Isso de ser brasileiro é estranho porque, às vezes, passa um tempo esquecido; às vezes, uma certa decepção com as elites política aborrece. Mas, ao contrário do verso de Drummond, há um momento em que todos os bares se abrem, e todas as virtudes se afirmam. A carta de Trump fixando uma tarifa absurda sobre os produtos brasileiros é um desses momentos. Como assim, logo o Brasil que tem déficit comercial com os Estados Unidos?

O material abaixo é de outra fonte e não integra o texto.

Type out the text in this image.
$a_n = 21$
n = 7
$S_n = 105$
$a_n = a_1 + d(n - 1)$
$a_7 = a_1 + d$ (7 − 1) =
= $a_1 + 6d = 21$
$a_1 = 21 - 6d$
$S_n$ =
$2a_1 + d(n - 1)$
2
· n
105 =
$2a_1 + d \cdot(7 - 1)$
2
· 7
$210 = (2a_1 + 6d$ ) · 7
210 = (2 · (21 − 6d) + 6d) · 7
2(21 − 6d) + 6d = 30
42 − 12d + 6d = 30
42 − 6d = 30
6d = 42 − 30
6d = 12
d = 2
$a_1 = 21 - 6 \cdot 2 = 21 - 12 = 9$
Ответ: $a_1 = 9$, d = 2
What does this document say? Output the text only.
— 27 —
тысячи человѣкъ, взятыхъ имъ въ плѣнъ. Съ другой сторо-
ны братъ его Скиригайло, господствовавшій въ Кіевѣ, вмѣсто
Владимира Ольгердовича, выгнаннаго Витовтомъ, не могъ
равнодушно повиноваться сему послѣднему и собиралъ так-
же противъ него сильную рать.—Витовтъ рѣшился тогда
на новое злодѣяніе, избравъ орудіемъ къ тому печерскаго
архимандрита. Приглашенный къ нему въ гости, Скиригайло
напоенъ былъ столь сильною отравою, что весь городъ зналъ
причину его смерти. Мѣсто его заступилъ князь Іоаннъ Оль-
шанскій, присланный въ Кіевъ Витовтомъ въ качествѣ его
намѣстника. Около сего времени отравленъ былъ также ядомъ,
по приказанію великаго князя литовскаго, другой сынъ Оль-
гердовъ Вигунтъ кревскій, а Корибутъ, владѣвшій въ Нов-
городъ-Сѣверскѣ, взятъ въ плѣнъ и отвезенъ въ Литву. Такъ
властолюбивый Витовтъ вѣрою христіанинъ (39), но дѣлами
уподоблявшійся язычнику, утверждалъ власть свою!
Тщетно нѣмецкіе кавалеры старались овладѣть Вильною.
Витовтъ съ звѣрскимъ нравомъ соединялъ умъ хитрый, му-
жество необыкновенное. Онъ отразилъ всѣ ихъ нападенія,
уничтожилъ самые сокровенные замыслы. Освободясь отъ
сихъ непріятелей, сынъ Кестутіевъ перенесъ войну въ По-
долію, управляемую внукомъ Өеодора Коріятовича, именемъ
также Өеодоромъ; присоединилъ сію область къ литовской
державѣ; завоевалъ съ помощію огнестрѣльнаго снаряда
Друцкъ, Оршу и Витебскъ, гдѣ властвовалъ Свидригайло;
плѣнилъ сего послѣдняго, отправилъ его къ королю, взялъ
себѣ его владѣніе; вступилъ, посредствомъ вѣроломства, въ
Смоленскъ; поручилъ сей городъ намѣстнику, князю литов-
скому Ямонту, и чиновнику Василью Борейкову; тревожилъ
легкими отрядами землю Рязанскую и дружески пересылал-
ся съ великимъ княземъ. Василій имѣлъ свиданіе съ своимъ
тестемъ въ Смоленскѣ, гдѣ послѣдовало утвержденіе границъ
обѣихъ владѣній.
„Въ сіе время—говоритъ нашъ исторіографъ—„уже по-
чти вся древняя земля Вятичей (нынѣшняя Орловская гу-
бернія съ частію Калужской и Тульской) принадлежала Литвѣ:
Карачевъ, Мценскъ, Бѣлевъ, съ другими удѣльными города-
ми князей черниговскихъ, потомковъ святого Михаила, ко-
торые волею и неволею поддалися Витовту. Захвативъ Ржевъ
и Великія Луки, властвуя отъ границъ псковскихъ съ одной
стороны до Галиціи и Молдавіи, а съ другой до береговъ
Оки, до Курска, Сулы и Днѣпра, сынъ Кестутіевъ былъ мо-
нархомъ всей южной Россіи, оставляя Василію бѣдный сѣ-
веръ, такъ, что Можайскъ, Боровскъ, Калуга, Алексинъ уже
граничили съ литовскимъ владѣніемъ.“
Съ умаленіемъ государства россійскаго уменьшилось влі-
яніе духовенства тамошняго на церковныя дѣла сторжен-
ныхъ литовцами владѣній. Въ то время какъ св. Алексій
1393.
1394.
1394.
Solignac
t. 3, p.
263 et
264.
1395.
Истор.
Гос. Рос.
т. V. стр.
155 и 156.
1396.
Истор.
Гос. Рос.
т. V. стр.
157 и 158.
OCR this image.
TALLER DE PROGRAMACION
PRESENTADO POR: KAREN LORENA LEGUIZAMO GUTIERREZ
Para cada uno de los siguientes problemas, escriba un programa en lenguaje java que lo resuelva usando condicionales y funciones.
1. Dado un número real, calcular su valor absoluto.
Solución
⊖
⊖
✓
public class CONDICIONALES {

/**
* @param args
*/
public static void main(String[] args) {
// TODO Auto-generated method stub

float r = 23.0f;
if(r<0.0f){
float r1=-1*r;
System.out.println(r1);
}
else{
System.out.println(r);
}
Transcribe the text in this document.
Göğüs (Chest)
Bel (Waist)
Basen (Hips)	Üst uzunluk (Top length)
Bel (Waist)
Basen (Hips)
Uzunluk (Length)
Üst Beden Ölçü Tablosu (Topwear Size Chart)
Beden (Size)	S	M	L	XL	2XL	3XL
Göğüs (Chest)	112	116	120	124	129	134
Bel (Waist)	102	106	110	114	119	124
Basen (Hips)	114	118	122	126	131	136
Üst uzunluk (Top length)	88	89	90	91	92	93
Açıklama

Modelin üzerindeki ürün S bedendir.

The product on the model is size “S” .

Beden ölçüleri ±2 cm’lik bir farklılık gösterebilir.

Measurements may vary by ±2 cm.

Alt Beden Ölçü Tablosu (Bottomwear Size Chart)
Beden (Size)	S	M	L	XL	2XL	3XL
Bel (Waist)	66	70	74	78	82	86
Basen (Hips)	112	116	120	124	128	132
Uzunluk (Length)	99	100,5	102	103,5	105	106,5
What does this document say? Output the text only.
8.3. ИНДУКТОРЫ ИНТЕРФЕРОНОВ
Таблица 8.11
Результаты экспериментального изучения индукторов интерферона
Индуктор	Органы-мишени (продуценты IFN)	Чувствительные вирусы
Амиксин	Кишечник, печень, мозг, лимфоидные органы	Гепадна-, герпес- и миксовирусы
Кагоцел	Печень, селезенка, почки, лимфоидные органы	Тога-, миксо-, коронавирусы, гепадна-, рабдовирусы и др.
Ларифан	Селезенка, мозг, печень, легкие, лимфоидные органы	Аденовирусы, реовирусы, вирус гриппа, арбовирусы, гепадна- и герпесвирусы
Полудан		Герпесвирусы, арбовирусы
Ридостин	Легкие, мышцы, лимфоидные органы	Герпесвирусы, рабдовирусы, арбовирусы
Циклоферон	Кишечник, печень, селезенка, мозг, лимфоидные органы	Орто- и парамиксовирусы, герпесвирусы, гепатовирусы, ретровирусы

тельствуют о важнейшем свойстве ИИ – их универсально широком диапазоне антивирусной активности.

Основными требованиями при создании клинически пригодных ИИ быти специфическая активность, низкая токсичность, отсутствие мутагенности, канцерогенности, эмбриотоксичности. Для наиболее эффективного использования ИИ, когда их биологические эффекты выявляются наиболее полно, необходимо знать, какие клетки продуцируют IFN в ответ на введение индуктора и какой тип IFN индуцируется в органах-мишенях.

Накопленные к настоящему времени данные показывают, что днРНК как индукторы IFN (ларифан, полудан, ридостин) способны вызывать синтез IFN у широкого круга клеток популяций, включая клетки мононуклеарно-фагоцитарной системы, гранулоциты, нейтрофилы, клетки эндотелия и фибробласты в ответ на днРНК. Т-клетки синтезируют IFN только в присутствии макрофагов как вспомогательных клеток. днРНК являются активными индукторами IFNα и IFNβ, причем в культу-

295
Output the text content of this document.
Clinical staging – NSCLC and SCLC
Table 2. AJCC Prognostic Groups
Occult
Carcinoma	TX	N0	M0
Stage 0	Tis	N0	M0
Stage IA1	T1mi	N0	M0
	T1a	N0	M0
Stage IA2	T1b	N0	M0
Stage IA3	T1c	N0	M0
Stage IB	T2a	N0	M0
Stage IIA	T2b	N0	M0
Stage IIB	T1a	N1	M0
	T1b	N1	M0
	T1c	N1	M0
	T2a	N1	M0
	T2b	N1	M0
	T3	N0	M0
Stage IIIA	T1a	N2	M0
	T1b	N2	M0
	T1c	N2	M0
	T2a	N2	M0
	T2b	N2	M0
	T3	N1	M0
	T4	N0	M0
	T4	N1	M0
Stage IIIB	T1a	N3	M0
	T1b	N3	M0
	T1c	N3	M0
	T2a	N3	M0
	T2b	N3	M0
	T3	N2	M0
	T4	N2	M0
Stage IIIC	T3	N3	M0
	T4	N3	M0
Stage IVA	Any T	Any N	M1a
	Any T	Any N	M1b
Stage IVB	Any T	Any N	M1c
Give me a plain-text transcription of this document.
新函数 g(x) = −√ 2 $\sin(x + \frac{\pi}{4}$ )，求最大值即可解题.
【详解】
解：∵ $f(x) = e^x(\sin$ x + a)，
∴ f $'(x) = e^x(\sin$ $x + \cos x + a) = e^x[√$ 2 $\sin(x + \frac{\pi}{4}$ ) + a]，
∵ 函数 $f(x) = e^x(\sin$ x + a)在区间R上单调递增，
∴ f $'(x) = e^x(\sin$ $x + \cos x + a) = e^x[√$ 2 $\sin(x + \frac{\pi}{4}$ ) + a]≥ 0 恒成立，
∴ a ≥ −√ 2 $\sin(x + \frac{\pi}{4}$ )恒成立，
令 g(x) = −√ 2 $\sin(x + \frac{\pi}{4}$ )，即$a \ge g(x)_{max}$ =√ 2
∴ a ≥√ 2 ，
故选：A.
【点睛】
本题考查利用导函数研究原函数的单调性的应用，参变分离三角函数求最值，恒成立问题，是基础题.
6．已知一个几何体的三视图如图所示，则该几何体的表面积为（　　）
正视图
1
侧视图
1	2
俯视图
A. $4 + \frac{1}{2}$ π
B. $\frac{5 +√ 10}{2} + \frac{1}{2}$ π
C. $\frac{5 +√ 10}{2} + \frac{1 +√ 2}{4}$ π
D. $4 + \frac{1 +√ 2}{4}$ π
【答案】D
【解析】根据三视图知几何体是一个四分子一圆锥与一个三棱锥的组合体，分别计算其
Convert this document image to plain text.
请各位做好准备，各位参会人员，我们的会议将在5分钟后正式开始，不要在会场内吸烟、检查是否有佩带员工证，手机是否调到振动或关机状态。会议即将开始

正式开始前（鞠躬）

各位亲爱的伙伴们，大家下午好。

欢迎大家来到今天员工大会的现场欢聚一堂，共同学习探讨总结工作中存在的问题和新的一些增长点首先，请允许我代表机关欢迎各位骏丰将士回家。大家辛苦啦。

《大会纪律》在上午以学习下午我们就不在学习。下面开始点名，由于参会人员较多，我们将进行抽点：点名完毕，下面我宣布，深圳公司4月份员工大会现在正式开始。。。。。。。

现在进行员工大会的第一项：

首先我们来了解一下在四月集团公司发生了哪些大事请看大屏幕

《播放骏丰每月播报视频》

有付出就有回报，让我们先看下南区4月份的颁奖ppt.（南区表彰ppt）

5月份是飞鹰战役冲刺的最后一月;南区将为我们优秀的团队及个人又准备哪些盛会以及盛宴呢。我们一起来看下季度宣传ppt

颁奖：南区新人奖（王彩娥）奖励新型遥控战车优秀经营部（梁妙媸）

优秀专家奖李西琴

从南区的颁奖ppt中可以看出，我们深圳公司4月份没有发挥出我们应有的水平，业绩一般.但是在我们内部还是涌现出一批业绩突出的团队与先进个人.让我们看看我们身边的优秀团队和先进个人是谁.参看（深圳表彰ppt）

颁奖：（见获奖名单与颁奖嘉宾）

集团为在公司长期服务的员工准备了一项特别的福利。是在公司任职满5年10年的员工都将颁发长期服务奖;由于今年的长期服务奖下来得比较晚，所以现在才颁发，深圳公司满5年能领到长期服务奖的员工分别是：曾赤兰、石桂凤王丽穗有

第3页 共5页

Felizmente, sou carta fora do baralho em Brasília. Mas isso não me exime de pensar e fazer algo. É uma oportunidade para que todos façam pois é um tipo de luta aberta a todos oor menor que seja a contribuição de cada um. Pelo menos é assim na visão estratégica que me parece adequada.
Creio que, apesar de certos conformismos nos Estados Unidos, ainda existe capacidade crítica no país. Dentro de nossos limites precisamos despertá-la por meio de microiniciativas que podem ser cartas, mensagens, conversas em fóruns internacionais. Temos algo a dizer: somos um exemplo singular de injustiça e de truculência de Trump.
Minhas expectativas vão se confirmando progressivamente. No início, um Prêmio Nobel de Economia, Paul Krugman ressaltou o absurdo da medida. Outros economistas também criticaram. Hillary Clinton adversária de Trump na primeira campanha se manifestou contra a decisão.
Em seguida a Câmara do Comércio dos Estados Unidos pediu revisão. Afinal, mais de sei mil empresas americanas comerciam com o Brasil e serão atingidas pela tarifa draconiana. Em pouco tempo, a Justiça pode ser acionada, pois a fixação de tarifas extraordinárias depende de condições legais. No caso brasileiro, estão ausentes.
Há uma luta de longo alcance a travar, e isso pode nos revigorar como país. Certamente, beneficia o governo, influencia as eleições e pode marcar nosso futuro, pelo menos até 2030.
Isso não significa que se deva concordar com tudo. Já fiz críticas à política externa de Lula, argumentando que não expressa a frente democrática que o levou ao poder. É algo dele e do PT. Mas essa é uma questão que tem que ser resolvida no debate democrático interno. Parceiros de Lula na frente, Alckmin e Simone Tébet[F1], jamais se pronunciaram pois estão satisfeitos em seus cargos e não querem transtornos como criticar Putin e sua política nefasta na Ucrânia.
Da mesma forma, a cruzada para desbancar o dólar parece um pouco voluntarista. O que mantém o dólar como padrão são fatores econômicos e políticos desde 1944 com o acordo de Bretton[F2] Woods. Discretamente, ao invés de discursar, a China criou um banco de pagamentos e negocia com sua própria moeda. Já alcança 4% do movimento mundial. Se, de um lado, não se derruba o dólar apenas com discurso, de outro, não se mantém o dólar na base da repressão, como quer fazer Trump. É algo que desafia a vontade de um governante.
De qualquer forma, desejar uma unidade nacional que transcenda nossas divergências políticas não significa que elas desapareceram. Significa apenas que elas devem ser tratadas num contexto democrático e apenas nele. De modo geral, sanções contra um país fortalecem governos e empobrecem o povo. Isso é válido para alguns, mas no caso brasileiro com uma economia mais poderosa, as chances de atenuar o baque são maiores.
Resta esperar o resultado da investigação que os americanos farão no Brasil, baseados na Seção do 301Trade Act. Ela é pensada para investigar países hostis aos interesses americanos. Será que o Brasil é realmente hostil? De qualquer forma estamos diante de um processo longo e difícil. Começou um novo tempo – não nos afastemos uns dos outros.
A unidade nacional implica usar toda a nossa imaginação. Mas não pode se tornar um mecanismo de unanimidade forçada, sobretudo porque não há concordância total com a política do PT.